In this context, the DiverSE team (in close collaboration with the IPAL laboratory and the DGA) is recruiting a PhD student for a period of 36 months, under the scientific and technical responsibility of permanent members of the team involved in the project. This person will be responsible for research and design work related to the DiverSE objectives indicated above, with the aim of analysing the state of the art, and designing techniques and methods that will then be implemented in prototypes and demonstrators.
Synergies with other work carried out in the team will also be explored and exploited.
The results of our work will be used by NUS partners in Singapore.

The exponential growth in the use of LLMs for all kinds of tasks, including the assisted production of source code, ensures that the results of the project will have a considerable impact. Indeed, the security of code produced by LLMs is currently in its infancy, and providing a system that performs this task automatically would meet a huge global need. The resulting cybersecurity challenges are therefore considerable in practice.

Contexte de travail

IRISA (Institut de Recherche en Informatique et Systèmes Aléatoires) is one of France's largest research laboratories (over 850 staff) in the field of computing and new information technologies.
Organised into seven scientific departments, the laboratory is a centre of research excellence focusing on priority areas such as bioinformatics, systems security, new software architectures, virtual reality, massive data analysis and artificial intelligence.
IRISA is at the centre of a dynamic regional research and innovation ecosystem, standing out in France and abroad thanks to its recognised expertise, particularly through international scientific collaborations.
Focused on the future of computing and with an international outlook, IRISA is at the heart of the digital transition and innovation for cybersecurity, health, the environment, transport, robotics, energy, culture and artificial intelligence.

The DiverSE research team studies software engineering techniques for the reliable and efficient construction of applications, with a particular focus on cybersecurity and LLMs.
With around 15 permanent staff (Inria and CNRS researchers, INSA/Université de Rennes teacher-researchers, including 3 IUFs), around 15 PhD students, several engineers and a DGA associate engineer, the team is recognised worldwide in its areas of expertise.
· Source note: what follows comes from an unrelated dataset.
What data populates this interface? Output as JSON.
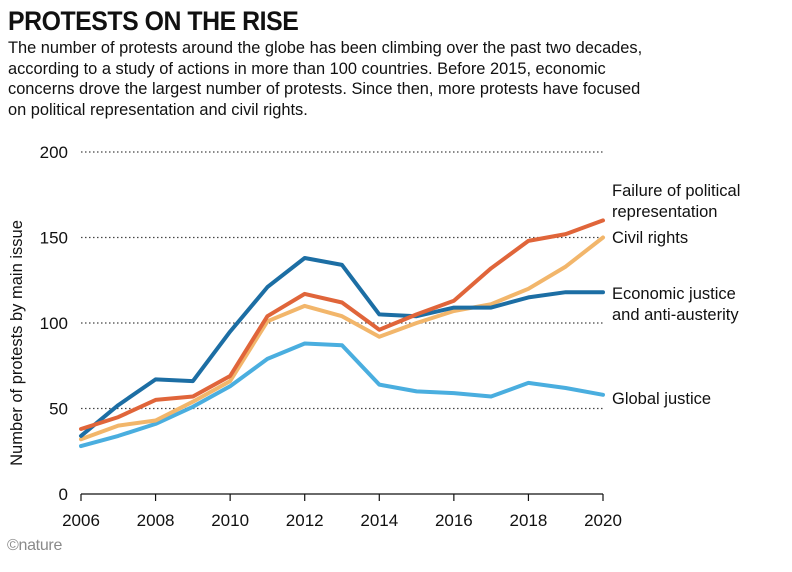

It also makes a point of ensuring that its research is applicable and even applied, with very strong links with international, national and local industry.
It is also renowned locally for its on-site atmosphere, coffee breaks and memorable team seminars.

As part of the TAP project, there will be frequent contact with our partners at NUS (National University of Singapore) and IPAL (Nantes). One or more stays in Singapore may be envisaged, depending on your wishes. More generally, contacts within and outside the DIverSE team will give you an opportunity to look beyond your own work, offering a broad and varied context with the team's many research, innovation and industrial transfer projects.
After the project, you'll be one of the (many) alumni of the DiverSE team, most of whom are still in touch.

Benefits
Possibility of teleworking up to 2 days a week
Partial reimbursement of public transport costs to and from work or FMD
Partial reimbursement of health insurance costs
Subsidised on-site catering
Free on-site car and bicycle parking; bus 5 minutes' walk; metro 10 minutes' walk.

Location
Campus de Beaulieu Irisa/Inria Rennes
Building 12
263 avenue du Général Leclerc
35 042 RENNES cedex

Presentation of CNRS as employer: https://www.cnrs.fr/fr/le-cnrs
Presentation of IRISA as the laboratory of assignment: https://www.irisa.fr/umr-6074

The post is located in a sector covered by the protection of scientific and technical potential (PPST), and therefore requires, in accordance with the regulations, that your arrival be authorised by the competent authority of the MESR.

Contraintes et risques

This work may involve travel in France and abroad, including by air.